Según el informe (redactado por expertos de países como Argentina, Holanda, Israel y Reino Unido), las temperaturas en las zonas más áridas "podrían subir una media de entre cinco y siete grados centígrados" en el periodo comprendido entre 2071 y 2100.

Campos de entrenamiento militar

Otra amenaza que cita el informe es la inestabilidad regional e internacional, que acarrea la construcción de "lugares de entrenamiento militar, prisiones y campos de acogida de refugiados" y puede "modificar el paisaje desértico". "Esas intrusiones -dice el texto- llevan más gente a los desiertos, generan considerables ingresos y ayudan a actualizar la infraestructura, pero dejan grandes huellas medioambientales, particularmente en lo que se refiere al agua".

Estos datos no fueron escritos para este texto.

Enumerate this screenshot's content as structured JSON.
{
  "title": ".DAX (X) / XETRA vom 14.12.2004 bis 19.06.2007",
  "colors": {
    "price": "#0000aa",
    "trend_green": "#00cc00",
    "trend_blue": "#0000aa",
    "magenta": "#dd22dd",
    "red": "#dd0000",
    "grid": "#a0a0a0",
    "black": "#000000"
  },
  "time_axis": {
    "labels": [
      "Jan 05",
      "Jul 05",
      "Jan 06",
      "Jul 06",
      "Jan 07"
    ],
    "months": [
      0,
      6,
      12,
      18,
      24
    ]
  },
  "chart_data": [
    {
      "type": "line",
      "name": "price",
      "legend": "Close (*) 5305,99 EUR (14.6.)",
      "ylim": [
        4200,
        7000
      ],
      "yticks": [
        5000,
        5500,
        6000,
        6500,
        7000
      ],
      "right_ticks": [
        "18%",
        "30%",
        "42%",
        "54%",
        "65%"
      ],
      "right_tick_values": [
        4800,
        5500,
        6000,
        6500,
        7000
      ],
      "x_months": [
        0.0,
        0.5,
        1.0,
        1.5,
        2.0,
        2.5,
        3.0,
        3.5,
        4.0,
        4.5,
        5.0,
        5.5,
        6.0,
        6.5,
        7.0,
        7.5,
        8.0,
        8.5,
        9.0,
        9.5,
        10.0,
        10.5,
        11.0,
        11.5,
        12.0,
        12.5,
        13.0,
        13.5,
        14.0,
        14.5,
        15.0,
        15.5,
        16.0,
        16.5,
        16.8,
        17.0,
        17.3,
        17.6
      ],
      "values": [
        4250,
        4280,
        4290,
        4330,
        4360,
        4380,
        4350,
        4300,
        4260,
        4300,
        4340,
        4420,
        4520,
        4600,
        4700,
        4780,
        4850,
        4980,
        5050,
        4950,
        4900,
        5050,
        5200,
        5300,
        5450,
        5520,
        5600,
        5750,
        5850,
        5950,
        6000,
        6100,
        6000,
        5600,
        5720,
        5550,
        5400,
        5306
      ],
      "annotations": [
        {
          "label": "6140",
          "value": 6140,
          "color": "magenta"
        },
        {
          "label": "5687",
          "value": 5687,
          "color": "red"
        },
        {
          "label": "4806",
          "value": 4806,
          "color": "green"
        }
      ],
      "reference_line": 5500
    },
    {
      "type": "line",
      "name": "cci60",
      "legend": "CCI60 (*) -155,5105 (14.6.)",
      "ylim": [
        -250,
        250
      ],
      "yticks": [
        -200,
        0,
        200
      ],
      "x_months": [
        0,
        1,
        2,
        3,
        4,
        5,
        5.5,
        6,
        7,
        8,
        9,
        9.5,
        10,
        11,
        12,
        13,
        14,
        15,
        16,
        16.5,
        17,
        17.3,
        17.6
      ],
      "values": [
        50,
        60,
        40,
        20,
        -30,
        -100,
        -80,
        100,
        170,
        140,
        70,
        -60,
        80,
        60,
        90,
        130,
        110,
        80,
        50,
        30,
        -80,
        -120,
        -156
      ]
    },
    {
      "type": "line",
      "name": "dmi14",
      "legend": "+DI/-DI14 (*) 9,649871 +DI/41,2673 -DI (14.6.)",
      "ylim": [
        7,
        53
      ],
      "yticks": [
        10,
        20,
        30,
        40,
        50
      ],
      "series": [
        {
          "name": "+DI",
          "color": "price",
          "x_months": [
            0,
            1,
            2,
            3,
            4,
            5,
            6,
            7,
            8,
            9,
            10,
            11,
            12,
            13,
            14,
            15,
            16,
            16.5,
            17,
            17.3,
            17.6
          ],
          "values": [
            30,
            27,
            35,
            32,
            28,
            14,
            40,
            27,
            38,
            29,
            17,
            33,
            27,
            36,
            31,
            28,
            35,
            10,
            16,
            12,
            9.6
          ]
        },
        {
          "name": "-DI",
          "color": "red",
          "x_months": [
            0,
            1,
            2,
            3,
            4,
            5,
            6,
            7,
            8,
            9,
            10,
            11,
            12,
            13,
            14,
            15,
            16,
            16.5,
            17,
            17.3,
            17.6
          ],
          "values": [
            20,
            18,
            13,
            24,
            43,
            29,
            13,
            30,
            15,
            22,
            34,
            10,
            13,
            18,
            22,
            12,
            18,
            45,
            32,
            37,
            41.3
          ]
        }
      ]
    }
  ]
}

Además, el informe critica la sobreexplotación de aguas subterráneas para la agricultura y el ocio de centros turísticos, una circunstancia cuyas principales "víctimas" pueden ser ciudades colindantes con desiertos del suroeste de Asia y Estados Unidos. El abastecimiento de ese agua también peligra por problemas como la salinización y la contaminación de pesticidas y herbicidas.

Pese a estos datos pesimistas, Kaveh Zahedi recalcó que la realidad de los desiertos ofrece "no sólo malas noticias" sino también "grandes oportunidades para el futuro". De acuerdo con el responsable del UNEP, los desiertos podrían convertirse en "las centrales eléctricas del siglo XXI sin emisión de dióxido de carbono", si se sabe aprovechar la energía solar. Zahedi agregó que los desiertos pueden servir, asimismo, de atractivos destinos turísticos y de fuente para fabricar medicinas, aunque esas actividades deberían gestionarse "con sensibilidad".